In reality, the only columns we need to do that filtering are: `band_gap`, `material_id`, and `energy_above_hull`.

Suppose now that we did not have the `manifest.jsonl` file, and needed to extract the same information from the entire summary collection.
We would have to:
1. Iterate over all JSONL files in the `summary` bucket
2. Download each JSONL file in its entirety
3. Save only the material IDs of those materials matching our filters

```python
import pandas as pd

filtered_mp_ids = set()
base_prefix = "s3://materialsproject-build/collections/2025-09-25/summary/"
for nelements in range(1,10):
for sgn in range(1,231):
try:
df = pd.read_json(
base_prefix + f"nelements={nelements}/symmetry_number={sgn}.jsonl.gz", lines=True
)
filtered_mp_ids.update(
df[(0.1 < df.band_gap) & (df.band_gap < 1.) & (df.energy_above_hull < 0.05) ].material_id
)
except Exception:
continue
```

# Apache Arrow / Parquet

Apache [Arrow](https://arrow.apache.org/docs/) and [parquet](https://parquet.apache.org/docs/) have more recently emerged as cloud-friendly storage technologies for (mostly-)columnar data.
These allow for partial retrieval of only subsets of data, either by explicitly returning a relevant set of columns, or by reading the metadata of a file to allow for pre-filtering.
Most of MP's data will be migrated to parquet datasets and files as we modernize our data schemas.

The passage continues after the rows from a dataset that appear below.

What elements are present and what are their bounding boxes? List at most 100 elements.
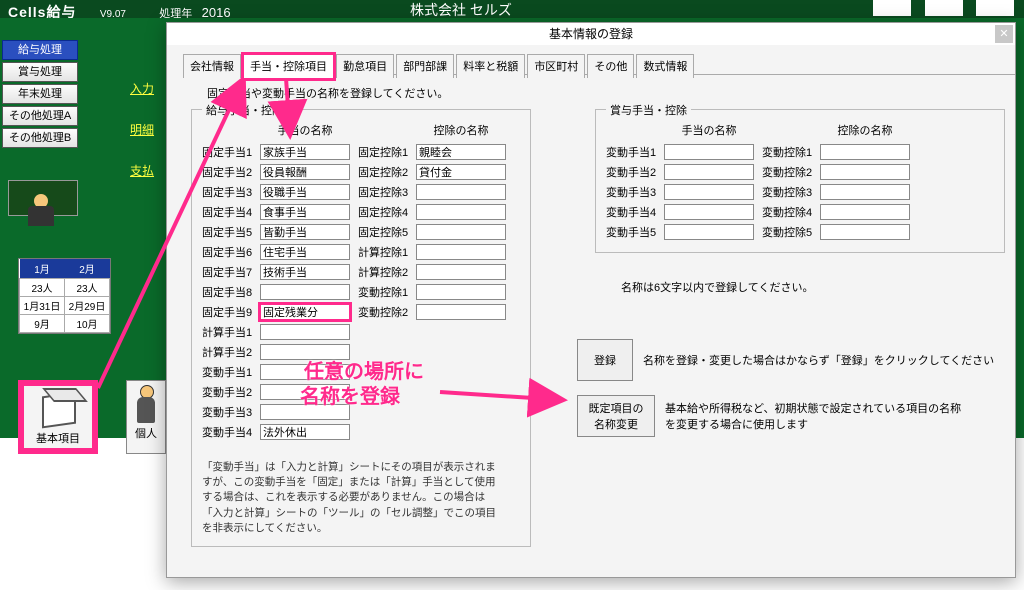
bonus-deduct-input[interactable] — [820, 144, 910, 160]
bonus-group: 手当の名称 変動手当1変動手当2変動手当3変動手当4変動手当5 控除の名称 変動… — [595, 109, 1005, 253]
salary-deduct-input[interactable] — [416, 204, 506, 220]
nav-other-a[interactable]: その他処理A — [2, 106, 78, 126]
salary-allow-input[interactable] — [260, 164, 350, 180]
bonus-deduct-label: 変動控除1 — [762, 144, 820, 160]
bonus-deduct-label: 変動控除4 — [762, 204, 820, 220]
tab-attendance[interactable]: 勤怠項目 — [336, 54, 394, 78]
rename-button[interactable]: 既定項目の 名称変更 — [577, 395, 655, 437]
bonus-deduct-input[interactable] — [820, 184, 910, 200]
link-input[interactable]: 入力 — [130, 80, 154, 97]
bonus-allow-row: 変動手当3 — [606, 182, 754, 202]
salary-deduct-input[interactable] — [416, 164, 506, 180]
salary-allow-input[interactable] — [260, 224, 350, 240]
app-header: Cells給与 V9.07 処理年 2016 株式会社 セルズ — [0, 0, 1024, 18]
salary-allow-label: 固定手当3 — [202, 184, 260, 200]
toolbar-icon-3[interactable] — [976, 0, 1014, 16]
salary-deduct-input[interactable] — [416, 144, 506, 160]
cal-h2[interactable]: 2月 — [65, 259, 110, 279]
register-note: 名称を登録・変更した場合はかならず「登録」をクリックしてください — [643, 352, 994, 368]
salary-deduct-row: 計算控除1 — [358, 242, 506, 262]
salary-allow-row: 変動手当1 — [202, 362, 350, 382]
salary-deduct-row: 計算控除2 — [358, 262, 506, 282]
salary-allow-input[interactable] — [260, 344, 350, 360]
toolbar-icon-2[interactable] — [925, 0, 963, 16]
bonus-deduct-row: 変動控除4 — [762, 202, 910, 222]
salary-allow-label: 固定手当8 — [202, 284, 260, 300]
salary-allow-row: 固定手当9 — [202, 302, 350, 322]
salary-allow-label: 固定手当5 — [202, 224, 260, 240]
nav-bonus[interactable]: 賞与処理 — [2, 62, 78, 82]
basic-items-label: 基本項目 — [22, 430, 94, 446]
salary-deduct-label: 変動控除2 — [358, 304, 416, 320]
salary-allow-row: 固定手当8 — [202, 282, 350, 302]
col-head-deduct: 控除の名称 — [416, 122, 506, 138]
salary-allow-label: 計算手当1 — [202, 324, 260, 340]
salary-deduct-input[interactable] — [416, 224, 506, 240]
nav-yearend[interactable]: 年末処理 — [2, 84, 78, 104]
salary-allow-input[interactable] — [260, 384, 350, 400]
register-button[interactable]: 登録 — [577, 339, 633, 381]
personal-button[interactable]: 個人 — [126, 380, 166, 454]
salary-deduct-label: 固定控除2 — [358, 164, 416, 180]
salary-allow-input[interactable] — [260, 204, 350, 220]
bonus-deduct-row: 変動控除2 — [762, 162, 910, 182]
bonus-allow-row: 変動手当2 — [606, 162, 754, 182]
salary-allow-input[interactable] — [260, 424, 350, 440]
bonus-col-allow: 手当の名称 — [664, 122, 754, 138]
salary-allow-input[interactable] — [260, 284, 350, 300]
bonus-allow-input[interactable] — [664, 224, 754, 240]
link-detail[interactable]: 明細 — [130, 121, 154, 138]
salary-allow-row: 固定手当5 — [202, 222, 350, 242]
tab-dept[interactable]: 部門部課 — [396, 54, 454, 78]
bonus-allow-input[interactable] — [664, 204, 754, 220]
salary-allow-input[interactable] — [260, 264, 350, 280]
bonus-deduct-input[interactable] — [820, 224, 910, 240]
nav-salary[interactable]: 給与処理 — [2, 40, 78, 60]
cal-h1[interactable]: 1月 — [20, 259, 65, 279]
bonus-allow-input[interactable] — [664, 164, 754, 180]
bonus-deduct-input[interactable] — [820, 164, 910, 180]
tab-city[interactable]: 市区町村 — [527, 54, 585, 78]
salary-allow-label: 固定手当7 — [202, 264, 260, 280]
bonus-deduct-input[interactable] — [820, 204, 910, 220]
worker-icon — [8, 180, 78, 230]
salary-allow-input[interactable] — [260, 364, 350, 380]
salary-allow-input[interactable] — [260, 304, 350, 320]
salary-deduct-row: 固定控除4 — [358, 202, 506, 222]
salary-allow-input[interactable] — [260, 144, 350, 160]
tab-allowance[interactable]: 手当・控除項目 — [243, 54, 334, 79]
bonus-allow-input[interactable] — [664, 184, 754, 200]
salary-allow-row: 変動手当3 — [202, 402, 350, 422]
salary-deduct-input[interactable] — [416, 184, 506, 200]
salary-allow-label: 固定手当6 — [202, 244, 260, 260]
salary-allow-input[interactable] — [260, 324, 350, 340]
salary-deduct-input[interactable] — [416, 244, 506, 260]
salary-deduct-input[interactable] — [416, 264, 506, 280]
limit-note: 名称は6文字以内で登録してください。 — [621, 279, 1015, 295]
salary-allow-row: 変動手当4 — [202, 422, 350, 442]
salary-deduct-input[interactable] — [416, 304, 506, 320]
nav-other-b[interactable]: その他処理B — [2, 128, 78, 148]
tab-formula[interactable]: 数式情報 — [636, 54, 694, 78]
salary-allow-row: 計算手当1 — [202, 322, 350, 342]
basic-items-button[interactable]: 基本項目 — [18, 380, 98, 454]
tab-rates[interactable]: 料率と税額 — [456, 54, 525, 78]
salary-deduct-label: 変動控除1 — [358, 284, 416, 300]
close-icon[interactable]: ✕ — [995, 25, 1013, 43]
salary-deduct-input[interactable] — [416, 284, 506, 300]
salary-deduct-row: 変動控除1 — [358, 282, 506, 302]
link-pay[interactable]: 支払 — [130, 162, 154, 179]
bonus-allow-input[interactable] — [664, 144, 754, 160]
dialog-tabs: 会社情報 手当・控除項目 勤怠項目 部門部課 料率と税額 市区町村 その他 数式… — [183, 53, 1015, 75]
toolbar-icon-1[interactable] — [873, 0, 911, 16]
bonus-allow-label: 変動手当1 — [606, 144, 664, 160]
dialog-title: 基本情報の登録 ✕ — [167, 23, 1015, 45]
salary-deduct-label: 計算控除2 — [358, 264, 416, 280]
salary-allow-row: 固定手当7 — [202, 262, 350, 282]
tab-company[interactable]: 会社情報 — [183, 54, 241, 78]
month-calendar: 1月2月 23人23人 1月31日2月29日 9月10月 — [18, 258, 111, 334]
tab-other[interactable]: その他 — [587, 54, 634, 78]
salary-allow-input[interactable] — [260, 404, 350, 420]
salary-allow-input[interactable] — [260, 244, 350, 260]
salary-allow-input[interactable] — [260, 184, 350, 200]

Thus the same example as before would look like this using a parquet dataset for the `summary` collection:

```python
import pandas as pd

filtered_mp_ids = pd.read_parquet(
"s3://materialsproject-build/collections/xxxx-xx-xx/summary.parquet",
columns = ["material_id"],
filters = [
("band_gap",">",0.1),
("band_gap","<",1.0),
("energy_above_hull","<",0.05),
]
).material_id
```

To directly use `pyarrow` rather than `pandas`:

```python
import pyarrow.parquet as pq

filtered_mp_ids = pq.read_table(
"s3://materialsproject-build/collections/xxxx-xx-xx/summary.parquet",
columns = ["material_id"],
filters = [
("band_gap",">",0.1),
("band_gap","<",1.0),
("energy_above_hull","<",0.05),
]
)["material_id"]
```

If the user is more familiar with `pandas` or wishes to use it after the fact, every `pyarrow` table can be converted to a `pandas` object like: `filtered_mp_ids.to_pandas()`, in this last example.

# Parquet datasets

For very large data structures, it is often impossible to efficiently store the data as a single parquet file.
A parquet dataset can then be used to represent high-level metadata of multiple parquet files.
MP's `tasks` collection, in the `parsed` [bucket](https://materialsproject-parsed.s3.amazonaws.com/index.html#core/tasks/) is a parquet dataset.
The API client, `mp_api`, has tools to retrieve this data in its entirety and paginate through it in a memory-efficient way:
```python
from mp_api.client import MPRester

with MPRester("your_api_key") as mpr:
tasks = mpr.materials.tasks.search()
```
The full `tasks` collection requires >10 GB of on-disk space even in an efficient parquet representation.
The client query above will download all tasks to your machine and allow you to load them into memory as they are requested.